BIEN-ÊTRE MINÉRAL de NICOLAS LANDROCK

29554510langage-des-pierres-jpeg.jpegReprendre pierre

Dans Bien-être minéral, Nicolas Landrock, nom de plume ou non, dont c’est le premier ouvrage, nous balade dans le temps et les espaces, dans les remous de la pensée en proie aux affres de la démence comme de la plus vive intelligence, mais aussi de Stonehenge aux Montagnes rocheuses en passant par la Muraille de Chine ou les mines d’extraction de pierres précieuses de la Tanzanie en un prodigieux tourbillon de plus de 600 pages.

Pierre Pays, le héros, d’origine française, s’éprend dans son enfance anglaise (son père, collaborateur, meurt pendant la seconde guerre mondiale sous le feu de résistants et sa mère qui a donné son père aux résistants obtient de quitter la France occupée pour rejoindre Londres où elle sera l’amante d’un ambassadeur mexicain hanté par Frida Kahlo) d’une pierre, objet transitionnel dont il ne se déprendra jamais. Tout le long du livre et de la vie, il recherchera à travers une inlassable recherche cette pierre prim(ordi)ale, comme une madeleine, comme l’Agate de Pyrrus ou la pierre philosophale des alchimistes.

Malgré des passages volontiers obscurs, traduisant les plongées de Pierre Pays dans les affres de la folie et d’une cruauté plus fantasmée que vécue, aux accents tour à tour païens, sadiens ou masochistes, le récit recèle de rares fulgurances et des moments d’apaisement d’une extrême beauté, comme lorsque l’homme à bout de forces retrouve la fameuse pierre perdue.

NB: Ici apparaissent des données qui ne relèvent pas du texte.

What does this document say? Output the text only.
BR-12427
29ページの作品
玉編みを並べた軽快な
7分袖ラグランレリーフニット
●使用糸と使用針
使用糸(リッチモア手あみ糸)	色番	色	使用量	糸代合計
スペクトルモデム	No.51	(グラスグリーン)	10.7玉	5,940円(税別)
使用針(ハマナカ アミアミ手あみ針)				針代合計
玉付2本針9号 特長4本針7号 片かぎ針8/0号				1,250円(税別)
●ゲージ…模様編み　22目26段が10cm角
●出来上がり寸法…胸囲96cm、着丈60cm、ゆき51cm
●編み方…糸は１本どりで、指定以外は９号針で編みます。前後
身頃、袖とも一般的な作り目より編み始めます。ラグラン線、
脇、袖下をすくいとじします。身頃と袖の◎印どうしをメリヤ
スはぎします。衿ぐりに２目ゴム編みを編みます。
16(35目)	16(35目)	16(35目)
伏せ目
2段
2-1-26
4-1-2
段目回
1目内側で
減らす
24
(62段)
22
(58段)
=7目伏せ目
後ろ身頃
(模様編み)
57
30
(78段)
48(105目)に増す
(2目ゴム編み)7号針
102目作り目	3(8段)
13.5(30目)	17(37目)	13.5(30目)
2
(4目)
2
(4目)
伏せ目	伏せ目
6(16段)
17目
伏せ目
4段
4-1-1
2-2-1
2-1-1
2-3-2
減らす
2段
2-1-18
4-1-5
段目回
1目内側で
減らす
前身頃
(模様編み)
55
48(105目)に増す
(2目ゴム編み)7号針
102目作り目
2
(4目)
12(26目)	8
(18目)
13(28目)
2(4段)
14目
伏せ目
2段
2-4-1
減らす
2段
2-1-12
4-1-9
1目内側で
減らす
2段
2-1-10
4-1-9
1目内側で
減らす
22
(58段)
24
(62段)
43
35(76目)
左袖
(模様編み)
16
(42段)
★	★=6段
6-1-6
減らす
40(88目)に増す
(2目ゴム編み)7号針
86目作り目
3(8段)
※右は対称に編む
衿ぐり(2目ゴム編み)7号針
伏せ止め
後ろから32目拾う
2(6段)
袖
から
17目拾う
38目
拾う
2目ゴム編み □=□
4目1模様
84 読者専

Sur plus de cent pages, Landrock passe en revue tous les types de pierres et minéraux, de l’ambre au topaze en passant par l’améthyste, l’aigue-marine, le cristal, l’obsidienne, le quartz, la pierre de lune, les jades… Il cite Caillois, le poète des pierres, les paysages minéraux d’Yves Tanguy, et tous les stigmates et bienfaits que les pierres peuvent procurer sur ou dans le corps humain.

Livre entre l’essai, poésie et l’autofiction qui compare les différents bien-êtres auquel se livre l’homme depuis des siècles pour fuir sa nature proprement humaine, il questionne les neurosciences comme les contre-vérités scientifiques aussi bien que le chamanisme dans la quête du cerveau humain à déchiffrer l’indéchiffrable en vue d’un sens qui le transcende autant qu’il le détruit psychologiquement en modifiant sa propre espèce dans sa volonté de la croiser avec d’autres, qu’elles soient minérales, végétales ou animales.

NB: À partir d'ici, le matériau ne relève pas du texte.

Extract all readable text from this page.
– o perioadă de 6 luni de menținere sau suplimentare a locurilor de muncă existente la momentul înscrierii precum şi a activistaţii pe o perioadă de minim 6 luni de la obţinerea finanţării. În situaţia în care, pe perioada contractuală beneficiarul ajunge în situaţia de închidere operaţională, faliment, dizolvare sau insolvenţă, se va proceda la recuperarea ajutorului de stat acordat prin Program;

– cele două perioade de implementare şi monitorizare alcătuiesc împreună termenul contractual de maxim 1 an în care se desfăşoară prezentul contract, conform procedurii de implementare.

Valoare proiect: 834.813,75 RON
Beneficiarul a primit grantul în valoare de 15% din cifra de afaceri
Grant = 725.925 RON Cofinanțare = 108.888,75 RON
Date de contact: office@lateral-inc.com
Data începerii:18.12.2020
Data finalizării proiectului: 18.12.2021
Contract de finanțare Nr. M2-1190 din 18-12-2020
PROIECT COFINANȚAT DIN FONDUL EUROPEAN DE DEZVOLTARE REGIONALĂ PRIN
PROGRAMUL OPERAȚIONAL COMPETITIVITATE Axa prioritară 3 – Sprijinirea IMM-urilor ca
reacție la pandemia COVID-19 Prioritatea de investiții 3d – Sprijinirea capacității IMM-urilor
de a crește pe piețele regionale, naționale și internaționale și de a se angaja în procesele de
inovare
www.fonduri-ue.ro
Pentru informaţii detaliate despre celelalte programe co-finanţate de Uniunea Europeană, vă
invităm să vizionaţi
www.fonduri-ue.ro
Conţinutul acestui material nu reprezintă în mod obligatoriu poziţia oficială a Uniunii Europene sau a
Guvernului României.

Le livre est paru aux toutes nouvelles Editions de la Plante (sans encore d’espace ni de visuel sur le Net) dans une tradition de l’espagnol (Mexique) par Anna Della Pietra qui n’est autre, nous apprend l'éditeur, que la mère de l’écrivain.

Éric Allard

Pierre Pays, Bien-être minéral, Éditions de la plante, Paris, 640 pages.